Eri menghela napas panjang. Dia berdiri dan berjalan melewati mereka. "Ayo," ujarnya.

Kedua anak laki-laki itu mengekor di belakangnya, Kai masih memapah Hari yang belum mampu berjalan sendiri. Mereka berjalan tanpa sekalipun menoleh lagi, (abu selamanya akan jadi abu, eri. tak peduli sejauh mana angin membawa mereka, yang mati tidak akan kembali lagi) terus masuk ke dalam hutan sampai akhirnya berhenti di depan sebuah pohon cedar.

Dia kehilangan belatinya dalam huru-hara, tapi untuk sekarang dia tidak perlu memikirkan cara lain untuk membuka luka; karena dua jarinya masih mengalirkan darah setelah bersentuhan dengan Hari. Eri mengangkat tangannya dan melukis sebuah garis di batang pohon dengan darahnya.

Bawa aku pulang, pikirnya. Bawa kami pulang.

Eri mundur selangkah. Dia mengawasi sihir bekerja dan batang pohon yang perlahan-lahan terbelah menjadi dua. Dua bagiannya melengkung menjauhi satu sama lain dan di antaranya muncul sebuah lapisan tipis seperti air yang memantulkan bayangan mereka wajah lelah Eri, dan ekspresi takjub bercampur rasa terkejut milik Hari.

"Kalian duluan," ujar Eri pada mereka.

Kai meliriknya sekilas, namun tidak mengatakan apa-apa. Dia mengeratkan pegangannya pada pinggang Hari –dan memberinya cubitan kecil sebagai isyarat untuk berjalan lagi. Hari mengerjap, dia mendelik kesal.

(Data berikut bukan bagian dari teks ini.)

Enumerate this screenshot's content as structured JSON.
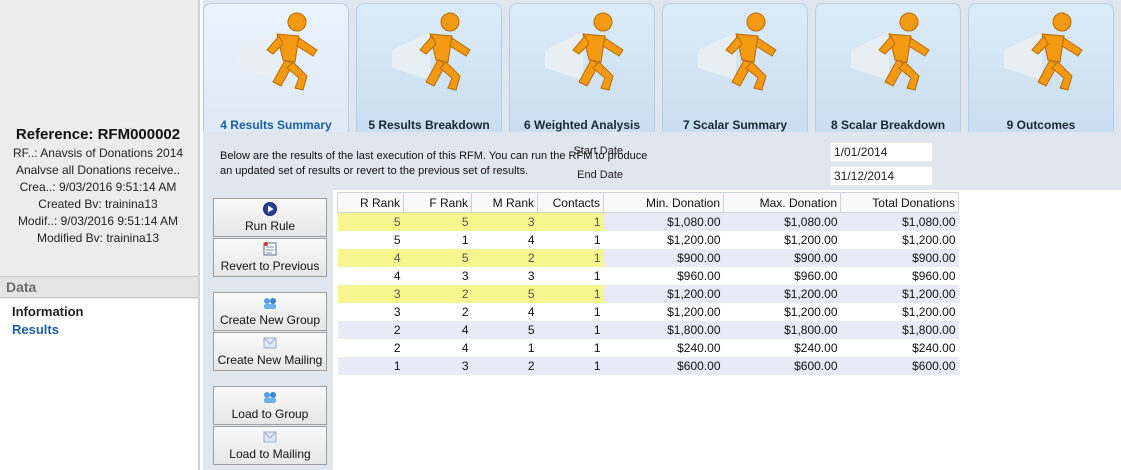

Kai memutar matanya selagi mereka mulai berjalan, bersama, seirama, tangannya kanannya melingkar dengan protektif di pinggang Hari.

Mereka menghilang ke dalam portal. Meninggalkan Eri bersama sinar bulan yang menerobos sela-sela daun.

Perempuan itu mendesah. Dia mengedarkan pandangannya, matanya awas memeriksa sekelilingnya sebelum memutuskan kalau situasi aman; dan masuk ke dalam portal.

Pikirannya berkecamuk.

Dia nyaris mati tadi. Jika saja dia tidak mengendalikan dirinya pada tepat waktu dan melindungi Kai dan Hari, mereka bertiga pasti bernasib sama dengan penduduk desa lainnya. Diperkosa dan dibunuh, lalu mayatnya membusuk di atas tanah dan berakhir menjadi makanan gagak.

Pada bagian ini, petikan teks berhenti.